Oberflächenaktivmoleküle haben in der Regel einen hydrophilen Kopf und einen hydrophoben Schwanz, und sie neigen dazu, an der Wasser-Öl-Schnittstelle oder der Wasser-Festung-Schnittstelle zu adsorbieren. Durch die Messung der Verteilung von Flüssigkeiten auf verschiedenen Porenschalen kann LF-NMR zeigen, ob Oberflächenaktiv erfolgreich in Nanoporen gelangt und die Feuchtigkeit der Porenoberfläche verändert hat. Dies ist von entscheidender Bedeutung, um die Effizienz des Ölantriebs in dichten Lagern zu bewerten.

低场核共振实现水合物表面活性剂促进剂调控过程的实时监测与微观机制揭示

Abbildung 1: Hydrate bilden nukleare magnetische Signale in verschiedenen Phasen


低场核共振实现水合物表面活性剂促进剂调控过程的实时监测与微观机制揭示

Abbildung 2: Hydrate bilden schichtliche nukleare magnetische Signale in verschiedenen Phasen


低场核共振实现水合物表面活性剂促进剂调控过程的实时监测与微观机制揭示

Abbildung 3: T2-Spektrum bei der Hydratbildung


Vergleichliche Vorteile: Warum LF-NMR?

Im Vergleich zu herkömmlichen Testmethoden hat die Low Field MRI-Technologie überwältigende Vorteile in der Hydrat- und Oberflächenaktivitätsforschung gezeigt.

Traditionelle Prüfmethoden

Destruktiv: wie die Zentrifugalmethode, die Sohle-Extraktionsmethode usw., müssen die Probenstruktur zerstört werden und können keine wiederholten Messungen in situ durchführen.

Lange Zeit: Vorbehandlungsschritte wie Trocknen, Erwärmen können Stunden oder sogar Tage dauern und können den sofortigen Reaktionsprozess nicht erfassen.

Einzeldimension: Oft kann nur eine einzelne Komponente gemessen werden (z. B. nur Wasser), was es schwierig macht, mehrphasige Flüssigkeitsinformationen gleichzeitig zu erhalten.


Niedrigfeldmagnetische Resonanz (LF-NMR)

Schädigungsfrei: Die Probe braucht keine Vorbereitung, kann direkt eingesetzt werden und kann wiederholt gemessen werden, perfekt - die Schönheit behält den ursprünglichen Zustand der Interaktion von Oberflächenaktiven und Hydraten.

Extreme Reaktionsgeschwindigkeit: Die Testgeschwindigkeit ist schnell (auf der Minutenstufe) und unterstützt sogar eine kontinuierliche Online-Überwachung, um jeden Moment der Reaktion genau aufzuzeichnen.

Mehrdimensionale Charakterisierung: T2-Relaktionsspektrum mit einem Scan und Unterscheidung von Wasser, Öl, Gas und Festkörpern liefert umfangreiche mikrostrukturelle Informationen.
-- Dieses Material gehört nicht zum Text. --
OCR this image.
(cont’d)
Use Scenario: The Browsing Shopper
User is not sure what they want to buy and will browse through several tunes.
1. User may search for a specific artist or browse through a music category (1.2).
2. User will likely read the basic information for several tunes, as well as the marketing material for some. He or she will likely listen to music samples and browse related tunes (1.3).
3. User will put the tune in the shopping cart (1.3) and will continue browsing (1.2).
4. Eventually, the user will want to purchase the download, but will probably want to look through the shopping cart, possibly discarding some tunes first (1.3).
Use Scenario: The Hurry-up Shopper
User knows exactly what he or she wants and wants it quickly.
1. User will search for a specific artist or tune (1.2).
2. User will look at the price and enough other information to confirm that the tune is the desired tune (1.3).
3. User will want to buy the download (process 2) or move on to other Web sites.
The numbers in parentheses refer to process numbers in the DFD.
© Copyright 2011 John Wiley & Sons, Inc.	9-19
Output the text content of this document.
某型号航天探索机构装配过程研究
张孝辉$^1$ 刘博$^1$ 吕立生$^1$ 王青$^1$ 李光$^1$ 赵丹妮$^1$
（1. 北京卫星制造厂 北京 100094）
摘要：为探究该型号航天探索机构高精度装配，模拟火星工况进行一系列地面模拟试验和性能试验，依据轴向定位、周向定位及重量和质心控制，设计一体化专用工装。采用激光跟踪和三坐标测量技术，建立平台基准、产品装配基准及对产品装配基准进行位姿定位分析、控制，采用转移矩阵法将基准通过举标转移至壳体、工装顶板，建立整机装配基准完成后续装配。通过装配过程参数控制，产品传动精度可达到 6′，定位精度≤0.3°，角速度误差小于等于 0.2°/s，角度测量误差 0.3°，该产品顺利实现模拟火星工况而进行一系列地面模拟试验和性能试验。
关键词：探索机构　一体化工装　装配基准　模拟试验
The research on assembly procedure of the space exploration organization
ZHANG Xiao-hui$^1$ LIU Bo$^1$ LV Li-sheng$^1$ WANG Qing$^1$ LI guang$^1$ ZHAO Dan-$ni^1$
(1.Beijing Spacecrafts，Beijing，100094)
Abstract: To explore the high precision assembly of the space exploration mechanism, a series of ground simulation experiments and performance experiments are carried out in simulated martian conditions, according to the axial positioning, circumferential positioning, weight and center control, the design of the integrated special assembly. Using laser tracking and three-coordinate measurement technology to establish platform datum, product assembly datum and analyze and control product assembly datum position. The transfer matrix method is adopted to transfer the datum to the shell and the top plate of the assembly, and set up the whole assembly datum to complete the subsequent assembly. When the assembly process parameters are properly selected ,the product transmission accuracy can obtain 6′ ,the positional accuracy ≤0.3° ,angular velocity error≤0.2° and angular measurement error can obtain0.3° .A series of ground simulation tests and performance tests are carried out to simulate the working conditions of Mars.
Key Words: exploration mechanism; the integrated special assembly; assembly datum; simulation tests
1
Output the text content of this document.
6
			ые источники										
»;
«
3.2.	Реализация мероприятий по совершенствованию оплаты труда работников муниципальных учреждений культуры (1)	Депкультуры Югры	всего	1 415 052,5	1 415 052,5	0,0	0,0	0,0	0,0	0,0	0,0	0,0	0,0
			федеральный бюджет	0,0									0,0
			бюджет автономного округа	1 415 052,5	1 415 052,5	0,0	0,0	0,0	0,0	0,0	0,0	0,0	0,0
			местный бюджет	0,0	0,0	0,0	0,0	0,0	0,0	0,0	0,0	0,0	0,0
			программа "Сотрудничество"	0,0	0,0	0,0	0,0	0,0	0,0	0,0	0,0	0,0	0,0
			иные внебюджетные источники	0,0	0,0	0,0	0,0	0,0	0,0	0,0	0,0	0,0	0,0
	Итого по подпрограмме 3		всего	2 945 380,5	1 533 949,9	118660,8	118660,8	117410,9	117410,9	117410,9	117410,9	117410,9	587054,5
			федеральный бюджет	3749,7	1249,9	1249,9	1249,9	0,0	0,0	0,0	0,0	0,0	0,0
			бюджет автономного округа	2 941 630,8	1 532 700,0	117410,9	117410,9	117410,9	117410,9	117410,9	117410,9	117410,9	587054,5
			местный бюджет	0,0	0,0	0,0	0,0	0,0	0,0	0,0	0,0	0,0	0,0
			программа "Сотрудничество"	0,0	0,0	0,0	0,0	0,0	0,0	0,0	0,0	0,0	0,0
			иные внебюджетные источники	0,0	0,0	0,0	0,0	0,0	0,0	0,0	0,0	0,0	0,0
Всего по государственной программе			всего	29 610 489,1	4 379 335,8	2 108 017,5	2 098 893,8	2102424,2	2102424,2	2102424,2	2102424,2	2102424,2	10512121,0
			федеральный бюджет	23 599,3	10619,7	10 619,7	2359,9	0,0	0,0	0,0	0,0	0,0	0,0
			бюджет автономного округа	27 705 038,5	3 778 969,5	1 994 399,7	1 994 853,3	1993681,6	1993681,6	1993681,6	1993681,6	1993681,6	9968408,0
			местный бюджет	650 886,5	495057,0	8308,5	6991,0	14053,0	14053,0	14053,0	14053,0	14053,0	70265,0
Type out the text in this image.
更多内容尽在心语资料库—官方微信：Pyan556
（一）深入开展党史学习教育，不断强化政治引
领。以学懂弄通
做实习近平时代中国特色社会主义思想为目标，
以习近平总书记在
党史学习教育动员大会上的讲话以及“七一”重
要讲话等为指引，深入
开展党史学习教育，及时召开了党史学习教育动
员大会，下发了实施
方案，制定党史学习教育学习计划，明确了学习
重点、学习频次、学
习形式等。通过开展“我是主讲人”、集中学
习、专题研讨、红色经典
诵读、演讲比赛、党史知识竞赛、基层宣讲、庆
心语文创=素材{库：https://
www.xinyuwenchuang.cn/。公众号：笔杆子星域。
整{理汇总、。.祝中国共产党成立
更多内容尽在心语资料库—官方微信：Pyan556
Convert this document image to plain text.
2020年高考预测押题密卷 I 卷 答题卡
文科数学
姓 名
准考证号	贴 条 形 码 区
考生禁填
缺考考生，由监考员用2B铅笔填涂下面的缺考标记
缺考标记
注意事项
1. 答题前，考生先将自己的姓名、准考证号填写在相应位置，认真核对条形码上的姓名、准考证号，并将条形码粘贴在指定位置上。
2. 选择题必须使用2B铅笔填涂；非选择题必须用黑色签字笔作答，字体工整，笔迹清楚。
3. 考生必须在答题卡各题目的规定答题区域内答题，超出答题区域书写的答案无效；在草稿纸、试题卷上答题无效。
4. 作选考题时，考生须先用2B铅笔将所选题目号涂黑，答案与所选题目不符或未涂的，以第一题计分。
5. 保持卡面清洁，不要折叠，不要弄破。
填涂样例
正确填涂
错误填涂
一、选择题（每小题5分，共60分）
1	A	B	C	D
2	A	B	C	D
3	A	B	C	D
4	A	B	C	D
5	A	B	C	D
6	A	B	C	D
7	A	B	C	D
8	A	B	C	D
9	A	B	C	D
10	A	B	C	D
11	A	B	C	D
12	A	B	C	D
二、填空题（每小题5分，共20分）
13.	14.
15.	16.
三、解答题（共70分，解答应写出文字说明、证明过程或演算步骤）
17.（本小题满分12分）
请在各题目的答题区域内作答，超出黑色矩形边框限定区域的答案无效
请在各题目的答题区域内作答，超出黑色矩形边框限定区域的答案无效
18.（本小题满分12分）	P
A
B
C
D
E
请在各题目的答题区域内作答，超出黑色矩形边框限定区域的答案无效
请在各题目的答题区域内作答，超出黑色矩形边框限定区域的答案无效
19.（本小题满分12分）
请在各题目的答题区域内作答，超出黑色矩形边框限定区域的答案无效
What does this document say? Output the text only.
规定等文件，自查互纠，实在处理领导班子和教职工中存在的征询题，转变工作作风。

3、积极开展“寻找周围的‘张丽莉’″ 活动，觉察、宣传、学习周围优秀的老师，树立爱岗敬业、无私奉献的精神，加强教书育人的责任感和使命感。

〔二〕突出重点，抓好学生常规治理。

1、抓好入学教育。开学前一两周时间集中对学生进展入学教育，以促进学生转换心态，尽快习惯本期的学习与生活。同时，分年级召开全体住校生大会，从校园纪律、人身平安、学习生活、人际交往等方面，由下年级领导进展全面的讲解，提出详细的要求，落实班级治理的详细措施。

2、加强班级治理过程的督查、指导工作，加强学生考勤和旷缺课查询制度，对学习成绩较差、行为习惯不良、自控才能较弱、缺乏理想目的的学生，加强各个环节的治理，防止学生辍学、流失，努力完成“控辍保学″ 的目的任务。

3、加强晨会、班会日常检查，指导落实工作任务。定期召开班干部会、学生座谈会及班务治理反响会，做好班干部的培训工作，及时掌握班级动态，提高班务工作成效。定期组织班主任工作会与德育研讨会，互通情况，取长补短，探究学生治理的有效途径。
Durch ihre Nichtinvasivität, hohe Präzision und Schnelligkeit hat sich die Niedrigfeldmagnetische Resonanz-Technologie zu dem bevorzugten Werkzeug für die Prozessüberwachung von Hydraten-Oberflächenaktiven-Promotoren entwickelt. Es löst nicht nur die Schmerzpunkte, bei denen herkömmliche Methoden die Mikrodynamik nicht beobachten können, sondern bietet auch eine starke technische Unterstützung für den sicheren und effizienten Abbau von Tiefseegashydraten.